To be honest with you all, we had never heard of Sam Wyly either. A quick Wikipedia investigation revealed that Wyly is, “an American entrepreneur and businessman, philanthropist and major contributor to conservative campaigns and candidates.” If we were the type of people who would keep a Forbes magazine handy we would have probably have known Wyly as one of the top 400 richest people in America. That being said, when we were contacted by his publicist about reviewing the book of a conservative business, well, the idea seemed more than preposterous, and right up our alley!

Naturally, our preconceived notions were that this book would be “light green” more than anything and thus a total surface skimming un-pragmatic call to action. But that’s why the saying goes, “don’t judge a book by its cover.”

Part autobiography and part business guide (the part we basically skipped over) 1,000 Dollars & an Idea is uber-successful Sam Wyly’s business memoir, the rags to riches tale of a small town country boy turned billionaire entrepreneur….. turned “greenie”??? Wyly’s name isn’t often mentioned amongst the likes of Richard Branson or now T. Boone Pickens but Sam Wyly recognized an opportunity in 1997, an opportunity to combine one thing he really liked— money —with something he saw as a major problem in America— electricity monopolies —“trespassing on the rights to clean air of all the rest of us who live on this small planet.”
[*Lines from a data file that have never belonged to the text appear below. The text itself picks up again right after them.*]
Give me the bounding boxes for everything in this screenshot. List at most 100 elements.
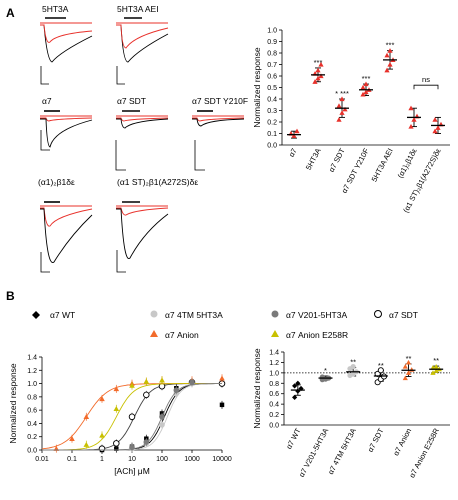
data-point (143, 391, 150, 399)
y-tick-label: 1.0 (269, 370, 279, 377)
legend-label-a7-sdt: α7 SDT (389, 310, 418, 320)
data-point (363, 81, 369, 87)
trace-title-alpha1-wt: (α1)₂β1δε (38, 177, 75, 187)
data-point (219, 402, 225, 408)
trace-title-alpha1-st: (α1 ST)₂β1(A272S)δε (117, 177, 198, 187)
data-point (219, 375, 225, 381)
data-point (315, 75, 321, 81)
legend-label-a7-4tm: α7 4TM 5HT3A (165, 310, 223, 320)
x-category-label: α7 (287, 147, 299, 159)
y-tick-label: 1.0 (27, 381, 37, 388)
y-tick-label: 1.2 (27, 368, 37, 375)
panel-b-label: B (6, 289, 15, 303)
data-point (159, 421, 165, 428)
legend-label-a7-wt: α7 WT (50, 310, 75, 320)
trace-title-5ht3a-aei: 5HT3A AEI (117, 4, 159, 14)
data-point (129, 382, 135, 388)
x-tick-label: 100 (156, 456, 168, 463)
x-tick-label: 1000 (184, 456, 200, 463)
data-point (430, 370, 436, 375)
trace-title-5ht3a: 5HT3A (42, 4, 69, 14)
data-point (360, 84, 366, 90)
legend-item-a7-sdt: α7 SDT (374, 310, 418, 320)
trace-a7 (40, 110, 93, 151)
legend-label-a7-v201: α7 V201-5HT3A (286, 310, 347, 320)
data-point (159, 413, 165, 420)
data-point (173, 387, 180, 394)
y-axis-label: Normalized response (8, 363, 18, 444)
significance-label: *** (314, 58, 323, 67)
data-point (433, 364, 439, 369)
data-point (402, 364, 408, 369)
y-tick-label: 0.3 (267, 108, 277, 115)
significance-label: ** (433, 356, 439, 365)
data-point (384, 52, 390, 58)
data-point (292, 394, 298, 400)
significance-label: ** (350, 358, 356, 367)
data-point (409, 367, 415, 372)
data-point (159, 377, 165, 383)
legend-label-a7-anion-e258r: α7 Anion E258R (286, 330, 348, 340)
legend-item-a7-anion: α7 Anion (150, 330, 199, 340)
data-point (143, 378, 150, 384)
data-point (291, 133, 297, 138)
data-point (83, 413, 90, 420)
ns-label: ns (422, 75, 430, 84)
data-point (189, 379, 195, 386)
data-point (363, 89, 369, 95)
x-category-label: α7 Anion E258R (407, 426, 441, 479)
y-tick-label: 0.6 (269, 391, 279, 398)
trace-a7-sdt (115, 110, 169, 171)
y-tick-label: 1.0 (267, 28, 277, 35)
data-point (342, 106, 348, 112)
data-point (128, 413, 136, 421)
data-point (295, 388, 301, 394)
x-category-label: α7 V201-5HT3A (297, 427, 330, 479)
data-point (295, 380, 301, 386)
data-point (433, 368, 439, 373)
y-tick-label: 0.8 (269, 381, 279, 388)
significance-label: *** (386, 41, 395, 50)
y-tick-label: 0.4 (27, 421, 37, 428)
data-point (113, 386, 120, 392)
x-axis-label: [ACh] μM (114, 466, 150, 476)
x-category-label: 5HT3A (304, 147, 323, 172)
trace-5ht3a (40, 17, 93, 85)
legend-item-a7-v201: α7 V201-5HT3A (271, 310, 347, 320)
y-tick-label: 0.4 (269, 402, 279, 409)
data-point (408, 124, 414, 129)
data-point (83, 441, 90, 447)
significance-label: ** (378, 361, 384, 370)
x-category-label: α7 SDT (327, 146, 347, 173)
data-point (405, 359, 412, 365)
data-point (402, 375, 408, 381)
data-point (98, 445, 106, 452)
y-tick-label: 0.4 (267, 97, 277, 104)
y-tick-label: 0.6 (27, 408, 37, 415)
data-point (113, 440, 120, 447)
data-point (339, 110, 345, 115)
data-point (435, 125, 441, 130)
y-tick-label: 1.4 (27, 355, 37, 362)
y-tick-label: 0.2 (267, 120, 277, 127)
y-axis-label: Normalized response (252, 348, 262, 429)
x-category-label: α7 SDT (366, 426, 386, 453)
trace-title-a7-sdt: α7 SDT (117, 96, 146, 106)
legend-item-a7-anion-e258r: α7 Anion E258R (271, 330, 348, 340)
trace-alpha1-st (116, 201, 169, 273)
y-axis-label: Normalized response (252, 47, 262, 128)
data-point (312, 79, 318, 84)
data-point (432, 128, 438, 134)
significance-label: * (324, 366, 327, 375)
data-point (432, 117, 438, 122)
y-tick-label: 0.2 (27, 434, 37, 441)
data-point (377, 367, 384, 374)
y-tick-label: 0.8 (27, 394, 37, 401)
x-category-label: α7 Anion (391, 427, 413, 458)
data-point (360, 91, 366, 97)
y-tick-label: 0.8 (267, 51, 277, 58)
data-point (336, 103, 342, 108)
data-point (405, 370, 412, 375)
data-point (99, 432, 105, 438)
Wyly became a major investor in the clean-air revolution. “I began what would become a $150 million investment in a little company called Green Mountain Energy, whose slogan is, ‘Choose wisely. It’s a small planet.’”

Much of Sam Wyly’s “green” story is quite amazing and remarkably unfinished. His ideas of finding ways to pursue cleaner energy and offering it to the public at, and get this, higher costs, is a bold line to take in our troubling economic times. “I found myself thinking that if Americans were actually given a choice between buying dirty or clean electricity, many of us would choose clean, even if it cost a bit more.” By “us” he may be referring to those who aren’t cutting back in every aspect of their financial lives but his statement isn’t inaccurate. And he has the experience to know so.

In the 1970’s lead poisoning was a real concern and Americans were faced with oil companies who had to “get the lead out” of gasoline. This of course came at a higher cost at the pump, a higher price that consumers accepted. Sam Wyly was there, he was invested in Delta Refinery Company, a Louisiana company that gambled on cleaner fuel at a higher cost. “We were rewarded for investing in cleaner technology that produced greater amounts of higher margin product. That meant that doing the right thing in this case carried an economic bonus. It was a win-win.”

A win-win isn’t getting Wyly a Nobel Peace Prize. A win-win isn’t stopping enviro’s from calling up his support of the last eight lost years of the Bush presidency. But to paraphrase Carl Pope, the director of the Sierra Club, when asked why T. Boone Pickens, a man quite similar to Wyly matters, “billions of dollars gets my attention.” It’s a desperate times call for desperate measures period in America and if that means that environmentalists resort to reading business guides from men who helped give us George W. Bush as president – well then, 1,000 Dollars & an Idea isn’t a bad place to start.